Además, ¿qué quiere usted que haga? continuó Sonia con vehemencia creciente . ¡Si usted supiera lo que ha llorado hoy! Está trastornada, ¿no lo ha notado usted? Sí, puede usted creerme: tan pronto se inquieta como una niña, pensando en cómo se las arreglará para que mañana no falte nada en la comida de funerales, como empieza a retorcerse las manos, a llorar, a escupir sangre, a dar cabezadas contra la pared. Después se calma de nuevo. Confía mucho en usted. Dice que, gracias a su apoyo, se procurará un poco de dinero y volverá a su tierra natal conmigo. Se propone fundar un pensionado para muchachas nobles y confiarme a mí la inspección. Está persuadida de que nos espera una vida nueva y maravillosa, y me besa, me abraza, me consuela. Ella cree firmemente en lo que dice, cree en todas sus fantasías. ¿Quién se atreve a contradecirla? Hoy se ha pasado el día lavando, fregando, remendando la ropa, y, como está tan débil, al fin ha caído rendida en la cama. Esta mañana hemos salido a comprar calzado para Lena y Poletchka, pues el que llevan está destrozado, pero no teníamos bastante dinero: necesitábamos mucho más. ¡Eran tan bonitos los zapatos que quería…! Porque tiene mucho gusto, ¿sabe…? Y se ha echado a llorar en plena tienda, delante de los dependientes, al ver que faltaba dinero… ¡Qué pena da ver estas cosas!
Ahora comprendo que lleve usted esta vida dijo Raskolnikof, sonriendo amargamente.

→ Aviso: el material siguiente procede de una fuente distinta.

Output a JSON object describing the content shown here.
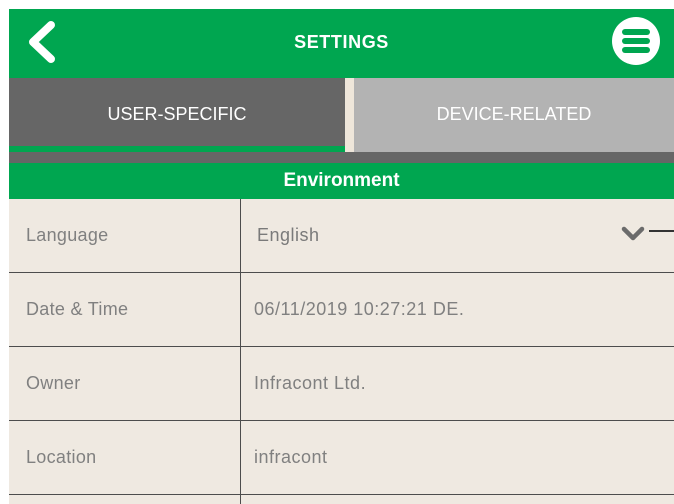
{
  "header": {
    "title": "SETTINGS",
    "back_icon": "chevron-left-icon",
    "menu_icon": "hamburger-menu-icon",
    "color": "#00a650"
  },
  "tabs": [
    {
      "label": "USER-SPECIFIC",
      "active": true
    },
    {
      "label": "DEVICE-RELATED",
      "active": false
    }
  ],
  "section": {
    "title": "Environment"
  },
  "settings": [
    {
      "label": "Language",
      "value": "English",
      "control": "dropdown"
    },
    {
      "label": "Date & Time",
      "value": "06/11/2019 10:27:21 DE."
    },
    {
      "label": "Owner",
      "value": "Infracont Ltd."
    },
    {
      "label": "Location",
      "value": "infracont"
    }
  ]
}
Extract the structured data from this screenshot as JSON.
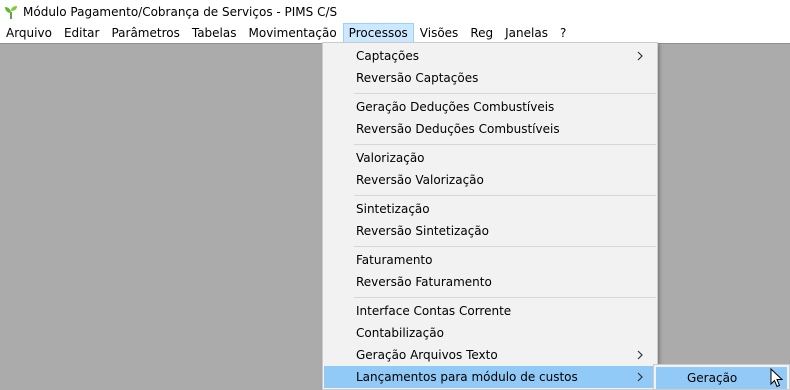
{
  "window": {
    "title": "Módulo Pagamento/Cobrança de Serviços - PIMS C/S",
    "icon": "sprout-icon"
  },
  "menubar": {
    "items": [
      "Arquivo",
      "Editar",
      "Parâmetros",
      "Tabelas",
      "Movimentação",
      "Processos",
      "Visões",
      "Reg",
      "Janelas",
      "?"
    ],
    "active": "Processos"
  },
  "processos_menu": {
    "items": [
      {
        "label": "Captações",
        "submenu": true
      },
      {
        "label": "Reversão Captações"
      },
      {
        "label": "Geração Deduções Combustíveis"
      },
      {
        "label": "Reversão Deduções Combustíveis"
      },
      {
        "label": "Valorização"
      },
      {
        "label": "Reversão Valorização"
      },
      {
        "label": "Sintetização"
      },
      {
        "label": "Reversão Sintetização"
      },
      {
        "label": "Faturamento"
      },
      {
        "label": "Reversão Faturamento"
      },
      {
        "label": "Interface Contas Corrente"
      },
      {
        "label": "Contabilização"
      },
      {
        "label": "Geração Arquivos Texto",
        "submenu": true
      },
      {
        "label": "Lançamentos para módulo de custos",
        "submenu": true,
        "highlighted": true
      }
    ]
  },
  "submenu": {
    "items": [
      "Geração"
    ]
  },
  "colors": {
    "highlight": "#91c9f7",
    "menu_active": "#cce8ff",
    "workspace": "#ababab",
    "menu_bg": "#f2f2f2"
  }
}
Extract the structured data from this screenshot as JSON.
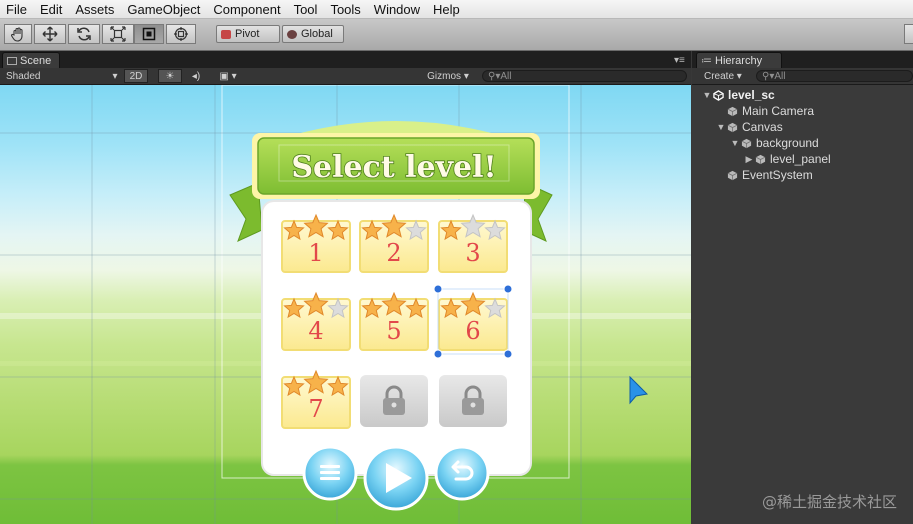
{
  "menu": [
    "File",
    "Edit",
    "Assets",
    "GameObject",
    "Component",
    "Tool",
    "Tools",
    "Window",
    "Help"
  ],
  "toolbar": {
    "tools": [
      "hand-tool",
      "move-tool",
      "rotate-tool",
      "scale-tool",
      "rect-tool",
      "transform-tool"
    ],
    "active_tool": "rect-tool",
    "pivot_label": "Pivot",
    "global_label": "Global"
  },
  "scene": {
    "tab_label": "Scene",
    "shading_mode": "Shaded",
    "mode_2d_label": "2D",
    "gizmos_label": "Gizmos",
    "search_placeholder": "All"
  },
  "game": {
    "title": "Select level!",
    "levels": [
      {
        "label": "1",
        "stars": 3,
        "locked": false
      },
      {
        "label": "2",
        "stars": 2,
        "locked": false
      },
      {
        "label": "3",
        "stars": 1,
        "locked": false
      },
      {
        "label": "4",
        "stars": 2,
        "locked": false
      },
      {
        "label": "5",
        "stars": 3,
        "locked": false
      },
      {
        "label": "6",
        "stars": 2,
        "locked": false
      },
      {
        "label": "7",
        "stars": 3,
        "locked": false
      },
      {
        "label": "",
        "stars": 0,
        "locked": true
      },
      {
        "label": "",
        "stars": 0,
        "locked": true
      }
    ],
    "bottom_buttons": [
      "menu-button",
      "play-button",
      "back-button"
    ]
  },
  "hierarchy": {
    "tab_label": "Hierarchy",
    "create_label": "Create",
    "search_placeholder": "All",
    "items": [
      {
        "label": "level_sc",
        "depth": 0,
        "expanded": true,
        "icon": "unity-icon",
        "bold": true
      },
      {
        "label": "Main Camera",
        "depth": 1,
        "icon": "cube-icon"
      },
      {
        "label": "Canvas",
        "depth": 1,
        "expanded": true,
        "icon": "cube-icon"
      },
      {
        "label": "background",
        "depth": 2,
        "expanded": true,
        "icon": "cube-icon"
      },
      {
        "label": "level_panel",
        "depth": 3,
        "expanded": false,
        "icon": "cube-icon"
      },
      {
        "label": "EventSystem",
        "depth": 1,
        "icon": "cube-icon"
      }
    ]
  },
  "watermark": "@稀土掘金技术社区",
  "colors": {
    "banner_green": "#8cc63f",
    "title_text": "#fffbe6",
    "tile_yellow": "#fff5b8",
    "digit_red": "#e2484a",
    "button_blue": "#5cc6ee",
    "handle_blue": "#2e6fd8"
  }
}
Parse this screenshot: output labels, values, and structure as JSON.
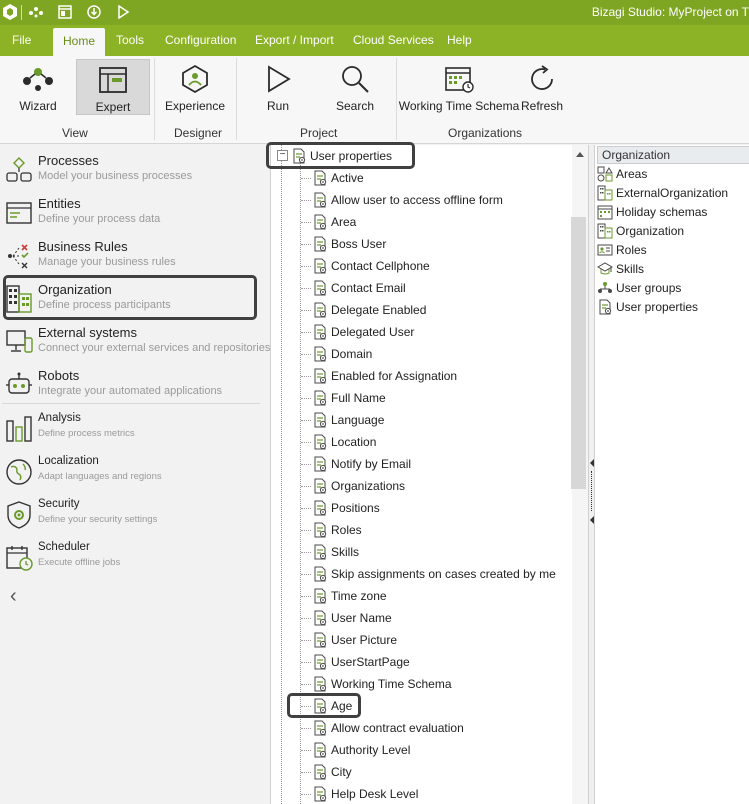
{
  "window": {
    "title": "Bizagi Studio: MyProject  on T"
  },
  "quick_access": [
    "bizagi-logo-icon",
    "workflow-icon",
    "window-icon",
    "download-icon",
    "play-icon"
  ],
  "menu": {
    "items": [
      "File",
      "Home",
      "Tools",
      "Configuration",
      "Export / Import",
      "Cloud Services",
      "Help"
    ],
    "active": "Home"
  },
  "ribbon": {
    "buttons": {
      "wizard": "Wizard",
      "expert": "Expert",
      "experience": "Experience",
      "run": "Run",
      "search": "Search",
      "working_time_schema": "Working Time Schema",
      "refresh": "Refresh"
    },
    "groups": {
      "view": "View",
      "designer": "Designer",
      "project": "Project",
      "organizations": "Organizations"
    }
  },
  "nav": {
    "items": [
      {
        "title": "Processes",
        "subtitle": "Model your business processes"
      },
      {
        "title": "Entities",
        "subtitle": "Define your process data"
      },
      {
        "title": "Business Rules",
        "subtitle": "Manage your business rules"
      },
      {
        "title": "Organization",
        "subtitle": "Define process participants"
      },
      {
        "title": "External systems",
        "subtitle": "Connect your external services and repositories"
      },
      {
        "title": "Robots",
        "subtitle": "Integrate your automated applications"
      },
      {
        "title": "Analysis",
        "subtitle": "Define process metrics"
      },
      {
        "title": "Localization",
        "subtitle": "Adapt languages and regions"
      },
      {
        "title": "Security",
        "subtitle": "Define your security settings"
      },
      {
        "title": "Scheduler",
        "subtitle": "Execute offline jobs"
      }
    ],
    "collapse_glyph": "‹"
  },
  "tree": {
    "root": "User properties",
    "expander": "⊟",
    "children": [
      "Active",
      "Allow user to access offline form",
      "Area",
      "Boss User",
      "Contact Cellphone",
      "Contact Email",
      "Delegate Enabled",
      "Delegated User",
      "Domain",
      "Enabled for Assignation",
      "Full Name",
      "Language",
      "Location",
      "Notify by Email",
      "Organizations",
      "Positions",
      "Roles",
      "Skills",
      "Skip assignments on cases created by me",
      "Time zone",
      "User Name",
      "User Picture",
      "UserStartPage",
      "Working Time Schema",
      "Age",
      "Allow contract evaluation",
      "Authority Level",
      "City",
      "Help Desk Level"
    ]
  },
  "right_panel": {
    "header": "Organization",
    "items": [
      "Areas",
      "ExternalOrganization",
      "Holiday schemas",
      "Organization",
      "Roles",
      "Skills",
      "User groups",
      "User properties"
    ]
  },
  "colors": {
    "titlebar": "#7fa622",
    "menubar": "#8cb225",
    "highlight_border": "#404040",
    "accent": "#8cb225"
  }
}
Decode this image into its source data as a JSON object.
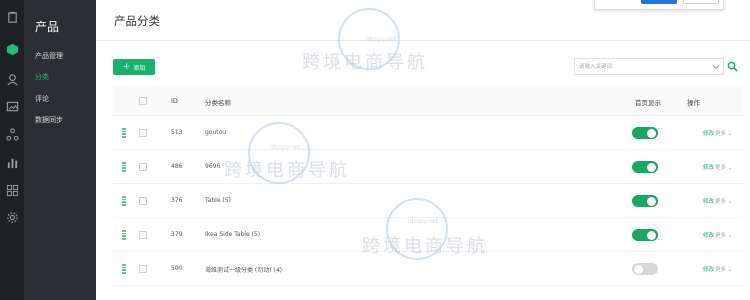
{
  "rail": {
    "icons": [
      "clipboard-icon",
      "cube-icon",
      "user-icon",
      "image-icon",
      "share-icon",
      "bar-chart-icon",
      "grid-icon",
      "settings-icon"
    ]
  },
  "subnav": {
    "title": "产品",
    "items": [
      {
        "label": "产品管理",
        "active": false
      },
      {
        "label": "分类",
        "active": true
      },
      {
        "label": "评论",
        "active": false
      },
      {
        "label": "数据同步",
        "active": false
      }
    ]
  },
  "page": {
    "title": "产品分类",
    "add_label": "添加",
    "search_placeholder": "请输入关键词"
  },
  "table": {
    "headers": {
      "id": "ID",
      "name": "分类名称",
      "home": "首页显示",
      "actions": "操作"
    },
    "edit_label": "修改",
    "more_label": "更多",
    "rows": [
      {
        "id": "513",
        "name": "goutou",
        "home": true
      },
      {
        "id": "486",
        "name": "9696",
        "home": true
      },
      {
        "id": "376",
        "name": "Table (5)",
        "home": true
      },
      {
        "id": "379",
        "name": "Ikea Side Table (5)",
        "home": true
      },
      {
        "id": "500",
        "name": "海维测试一级分类 (勿动) (4)",
        "home": false
      }
    ]
  },
  "watermark": {
    "text": "跨境电商导航",
    "url": "idcspy.net"
  },
  "colors": {
    "accent": "#17b26b",
    "toggle_on": "#18a85f",
    "toggle_off": "#d8d8d8",
    "rail_bg": "#1f2225",
    "subnav_bg": "#2b2e32"
  }
}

¿Es que usted no se compadece de ella? exclamó Sonia . Usted le dio todo lo que tenía, y eso que no sabía nada de lo que ocurre en aquella casa. ¡Dios mío, si usted lo supiera! ¡Cuántas veces, cuántas, la he hecho llorar…! La semana pasada mismo, ocho días antes de morir mi padre, fui mala con ella… Y así muchas veces… Ahora me paso el día acordándome de aquello, y ¡me da una pena!
Se retorcía las manos con un gesto de dolor.
¿Dice usted que fue mala con ella?
Sí, fui mala… Yo había ido a verlos continuó llorando , y mi pobre padre me dijo: «Léeme un poco, Sonia. Aquí está el libro.» El dueño de la obra era Andrés Simonovitch Lebeziatnikof, que vive en la misma casa y nos presta muchas veces libros de esos que hacen reír. Yo le contesté: «No puedo leer porque tengo que marcharme…» Y es que no tenía ganas de leer. Yo había ido allí para enseñar a Catalina Ivanovna unos cuellos y unos puños bordados que una vendedora a domicilio llamada Lisbeth me había dado a muy buen precio. A Catalina Ivanovna le gustaron mucho, se los probó, se miró al espejo y dijo que eran preciosos, preciosos. Después me los pidió. « ¡Oh Sonia! me dijo . ¡Regálamelos!»